Zen has no idea of judgment. It never judges that somebody is a sinner or somebody is a saint. These are only waves; there is no need to waste your time on waves. If you know the ocean, you will not bother about the waves. One wave turns in one way, the other in another way, but they all belong to the same ocean and they all dissolve finally into the same ocean.
In Zen everything is, as it is, a manifestation of the cosmic soul. It has to be loved and respected. It does not matter what the manifestation is doing. What matters is that the man who is a thief or a murderer is also coming from the same source as you are, and he will be going to the same source as you are.
Zen is for the simple, for the ordinary, for the natural. But the mind of man is for just the opposite; it wants to be extraordinary, it wants to be special, it wants to be known. Respectability, reputation, honor, riches — they are all desires for making you special.
Zen wants everybody to be a glory unto himself. It is not an achievement, it is not competition; it is simply originality. And the originality is already there, you have just to throw away all the rubbish that you have been collecting from others. However valuable it may be, it is destroying your original being, covering it with dust; and you will never be happy unless you find your original being. The very finding of your original being is such a dance, such a joy, that you can bless the whole world yet you will remain overflowing.
Zen wants you to drop all knowledge so that you can become utterly pure and innocent, so that you can say with tremendous beauty, “I don’t know.”
Zen cuts all this rubbish like a sharp sword in one single blow. It has nothing to do with anything that takes you away from you; it may be God, it may be hell, it may be heaven — all kinds of rewards and all kinds of fears about punishment. All the religions are living on the exploitation of your senses because they open outwards.
Jesus says, “Seek, and seek until you find.” Go on making the effort, bring the effort to a climax, to a crescendo, then Zen becomes applicable. If you study Zen in the beginning you can move in a wrong direction. And that is happening in the West, because people in the West who have written about Zen don’t know what effort Zen people have been making before they relax. And it appeals to the lazy mind very much. That’s why there is so much attraction for Zen in the West: don’t do anything — it appeals, because nothing is needed, you are already the case. It appeals, but it is not going to help.

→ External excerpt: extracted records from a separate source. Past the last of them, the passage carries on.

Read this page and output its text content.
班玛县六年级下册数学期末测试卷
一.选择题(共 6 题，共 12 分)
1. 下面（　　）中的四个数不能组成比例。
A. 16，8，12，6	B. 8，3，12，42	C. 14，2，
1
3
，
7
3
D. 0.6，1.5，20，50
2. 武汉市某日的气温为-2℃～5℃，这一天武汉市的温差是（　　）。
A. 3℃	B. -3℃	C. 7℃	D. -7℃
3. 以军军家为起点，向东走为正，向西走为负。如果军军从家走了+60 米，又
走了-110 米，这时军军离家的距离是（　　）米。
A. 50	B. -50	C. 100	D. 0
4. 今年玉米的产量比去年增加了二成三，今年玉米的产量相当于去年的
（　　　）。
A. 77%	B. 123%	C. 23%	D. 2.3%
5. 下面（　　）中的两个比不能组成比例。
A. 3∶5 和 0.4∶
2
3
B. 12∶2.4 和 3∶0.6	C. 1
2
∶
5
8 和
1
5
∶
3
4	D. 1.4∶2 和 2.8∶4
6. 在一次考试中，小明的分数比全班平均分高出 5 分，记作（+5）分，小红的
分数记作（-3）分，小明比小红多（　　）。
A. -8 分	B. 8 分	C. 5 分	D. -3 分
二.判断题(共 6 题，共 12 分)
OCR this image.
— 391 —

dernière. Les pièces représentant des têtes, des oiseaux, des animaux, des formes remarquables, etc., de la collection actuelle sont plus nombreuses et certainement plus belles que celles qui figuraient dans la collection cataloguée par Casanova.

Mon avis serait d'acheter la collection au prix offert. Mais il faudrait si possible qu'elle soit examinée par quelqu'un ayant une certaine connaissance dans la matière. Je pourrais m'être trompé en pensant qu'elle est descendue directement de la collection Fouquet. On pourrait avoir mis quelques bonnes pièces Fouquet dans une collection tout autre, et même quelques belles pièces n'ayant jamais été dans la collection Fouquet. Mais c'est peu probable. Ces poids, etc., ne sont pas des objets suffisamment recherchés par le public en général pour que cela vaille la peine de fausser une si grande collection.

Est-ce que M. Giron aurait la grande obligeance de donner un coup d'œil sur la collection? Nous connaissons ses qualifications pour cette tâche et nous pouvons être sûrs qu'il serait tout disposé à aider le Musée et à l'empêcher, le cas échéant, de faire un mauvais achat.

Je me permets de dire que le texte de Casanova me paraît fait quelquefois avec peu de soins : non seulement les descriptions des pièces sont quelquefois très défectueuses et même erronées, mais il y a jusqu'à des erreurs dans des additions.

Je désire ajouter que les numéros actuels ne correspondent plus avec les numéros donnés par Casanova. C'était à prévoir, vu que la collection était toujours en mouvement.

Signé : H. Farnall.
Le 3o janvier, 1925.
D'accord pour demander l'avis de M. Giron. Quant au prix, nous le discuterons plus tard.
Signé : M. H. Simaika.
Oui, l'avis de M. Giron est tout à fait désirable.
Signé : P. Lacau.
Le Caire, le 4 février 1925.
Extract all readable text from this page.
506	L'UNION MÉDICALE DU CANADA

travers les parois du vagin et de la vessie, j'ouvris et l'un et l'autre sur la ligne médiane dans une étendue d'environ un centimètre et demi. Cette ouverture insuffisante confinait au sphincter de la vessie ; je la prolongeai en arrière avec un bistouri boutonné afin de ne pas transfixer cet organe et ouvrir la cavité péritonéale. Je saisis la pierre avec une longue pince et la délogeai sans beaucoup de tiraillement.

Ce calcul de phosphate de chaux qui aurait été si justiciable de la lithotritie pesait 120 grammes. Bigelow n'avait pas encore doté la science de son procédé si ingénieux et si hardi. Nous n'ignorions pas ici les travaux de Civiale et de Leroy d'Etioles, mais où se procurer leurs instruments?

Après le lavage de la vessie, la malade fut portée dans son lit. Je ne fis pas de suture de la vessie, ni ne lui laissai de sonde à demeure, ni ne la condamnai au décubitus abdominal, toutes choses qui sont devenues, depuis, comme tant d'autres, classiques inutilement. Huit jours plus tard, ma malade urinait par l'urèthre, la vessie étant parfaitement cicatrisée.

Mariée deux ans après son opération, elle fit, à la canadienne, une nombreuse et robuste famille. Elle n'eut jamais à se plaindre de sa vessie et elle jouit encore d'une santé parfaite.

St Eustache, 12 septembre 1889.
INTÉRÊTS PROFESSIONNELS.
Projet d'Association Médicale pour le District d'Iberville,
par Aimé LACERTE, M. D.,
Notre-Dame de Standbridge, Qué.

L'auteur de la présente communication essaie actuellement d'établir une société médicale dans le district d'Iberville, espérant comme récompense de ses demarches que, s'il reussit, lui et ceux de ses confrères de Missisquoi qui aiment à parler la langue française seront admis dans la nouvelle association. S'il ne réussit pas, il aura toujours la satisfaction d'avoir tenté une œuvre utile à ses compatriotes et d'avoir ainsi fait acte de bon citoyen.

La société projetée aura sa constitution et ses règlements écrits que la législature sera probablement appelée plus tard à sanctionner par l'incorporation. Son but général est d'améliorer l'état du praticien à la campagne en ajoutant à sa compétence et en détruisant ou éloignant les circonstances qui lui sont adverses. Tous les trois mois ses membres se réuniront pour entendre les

Much has to be done before you can come to a point where relaxation is possible. And that relaxation is not from you, it happens: because the whole energy has moved, nothing remains behind to be restless; a rest comes. And Zen is right, because only in that rest is the ultimate revealed. And Jesus is right, because that rest comes only when you have put all your energies into effort. Jesus is the first part and Zen is the last part of the same process; Zen is the conclusion, Jesus is the beginning.
Zen masters have used terms and words that no religion can use. But because of that I say that no religion is so religious as Zen, because if you REALLY love, where is the fear? You can joke, you can laugh, and an enlightened man like Buddha will laugh with you — there is no problem. He will not feel hurt. If he feels hurt, he is not enlightened at all. And he will not say: Don’t use such profane language — because for Buddha all language is profane, only silence is sacred. So whether you call him a stupid fellow or one who has awakened, both are the same for him. Language as such is profane. Only silence is holy. Whatsoever you say is the same.